It's no secret the fashion industry has a history of being less than inclusive and diverse. This is why plus-size supermodel Liris Crosse has made it her life's work to change that and be the face of what change looks like. 

Known as the first plus-size model to win Project Runway, Crosse – who's also considered "The Body" and "Naomi Campbell of Plus," is regarded as a pioneer and advocate for full-figured Black women in fashion and modeling. She previously launched "Life of a Working Model Boot Camp," a series of classes offering the next generation of models tips on how to break into the fashion industry and ways they can improve their craft. 

Back in 2019, she released a book called "Make the World Your Runway," in which she stressed the importance of body confidence and success while sharing some of her own tips that have helped her in her career. That year she also served as a featured speaker at the 25th Annual ESSENCE Festival in New Orleans.

The Baltimore native – who grew up in Randallstown, MD, currently serves as a brand ambassador for bridal company Maggie Sottero Designs (MSD), where she's able to spark conversations across the bridal and fashion industries to tackle the issues of diversity and inclusion. Crosse recently held a panel discussion with MSD to talk about how they include more women of color and women of all sizes in their upcoming campaigns. Crosse's knowledge is beginning the groundwork needed to keep these conversations going past the moments of the industry's trends.

In addition to her work with MSD, Crosse also works with Athleta as a brand partner to be a part of their latest collective, where she shares and consults on their new size-inclusive collection.

We spoke with the supermodel pioneer about her journey in the fashion world as a plus-size model, the importance of inclusivity, and advocating for Black women and women of all sizes.

Njera Perkins: How did you get your start in the modeling world?

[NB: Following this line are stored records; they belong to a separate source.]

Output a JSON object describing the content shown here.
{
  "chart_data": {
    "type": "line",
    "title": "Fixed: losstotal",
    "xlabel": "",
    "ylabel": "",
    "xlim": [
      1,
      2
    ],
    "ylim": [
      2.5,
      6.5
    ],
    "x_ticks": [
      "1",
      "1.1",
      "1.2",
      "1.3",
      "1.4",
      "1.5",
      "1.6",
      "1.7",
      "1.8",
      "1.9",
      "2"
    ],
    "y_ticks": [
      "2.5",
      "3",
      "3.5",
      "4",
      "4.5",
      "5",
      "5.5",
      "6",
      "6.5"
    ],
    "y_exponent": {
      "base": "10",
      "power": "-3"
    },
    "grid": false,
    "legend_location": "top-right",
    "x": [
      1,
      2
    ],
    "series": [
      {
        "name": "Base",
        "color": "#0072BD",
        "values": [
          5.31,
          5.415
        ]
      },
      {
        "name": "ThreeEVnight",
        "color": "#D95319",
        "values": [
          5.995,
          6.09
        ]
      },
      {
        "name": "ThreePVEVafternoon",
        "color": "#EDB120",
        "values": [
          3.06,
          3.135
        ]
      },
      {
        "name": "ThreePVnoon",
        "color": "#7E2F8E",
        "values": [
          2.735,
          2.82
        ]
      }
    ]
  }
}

Liris Crosse: My first start was basically when I went to a model convention. I got callbacks from Michelle Pommier, Seventeen Magazine, Elite Models, and Zoli; I believe it was. They all loved me, but they wanted me to lose weight. I was in the 11th grade and a full-time, year-round student-athlete. So I played basketball, ran track and field, did cheerleading, and even volleyball. I was a very active young lady. 

I went back to the next convention my senior year after trying to lose some weight and received even fewer callbacks. I had only got a call back from an agency in Maryland called Nova Models. [By this time] I was all enrolled to start college, but something in my spirit just told me, you need to go after your modeling career and see what happens. I'm glad that I did! It was a very courageous thing for me to do coming from a West Indian family. [Typically] you become an accountant, a doctor, a teacher, or work at social services. So for me to do something that had never been really done in my family was a big deal. 

NP: So tell me, being a Black plus-size woman in the modeling industry, where do you think it fails those communities in terms of not being inclusive enough?

LC: It's interesting because although we have seen changes within the industry, it's been at a snail's pace. I will say with the help of social media and [consumers] and people just outright using their voice and being bold; we're starting to see change at a faster pace. But we still have a lot of work to do. 

I think with the uprising we've had with Black Lives Matter last year and different organizations, we're going to see a lot more accountability and push for diversity and inclusion, and I'm excited about that. Yes, it's nice when you [see them] use a Black model, but it shouldn't be, 'Okay, we used a Black model this one time, and that's it.' 

It needs to be normalized just like our natural hair needs to be normalized. The way we wear our nails, the way we walk and talk, it [all] needs to be normalized. We come in so many beautiful shapes and sizes and have so many different types of features. I want to see the extensive beauty of that. I want to say goodbye to tokenism. We need things to be normalized and not be one-off. 

NP: What other changes do you want to see across the industry?

LC: We need to have some type of trickle-down within the modeling industry for Black models. There are a lot of amazing Black models who are unsigned, or they're with smaller boutique agencies. We wonder why we keep seeing the same couple of Black models in all the same campaigns. So how can we get true diversity if it's only the same faces? There's still a lot of elitism, which also feeds into micro-aggressions, racism, and tokenism. 

I'm just one voice, but I'm glad that my voice is respected and that people are really taking what I say to heart. I know there have been things that I've been the first in, or I've helped to pioneer or spearhead, but I think it's really amazing what I am currently doing within the bridal industry. You may have seen a Black straight-size model here and there in bridal, but you really didn't see plus-size. Sometimes being a Black model and being plus on top of that, you feel you aren't seen. You feel you do all this work, but they [end up] using somebody who doesn't look like you because this person is more mainstream.

It's crazy because an article came up in Nylon, and the writer mentioned me. [Saying] people like Liris Crosse get left behind because people are not centering or honoring the Black models, Black influences, and Black voices who are paving the way and doing the work. I get emotional talking about this because, sure, this company may not have put me on their cover or hired me yet, but I'm making changes on the ground. All my work is not in vain.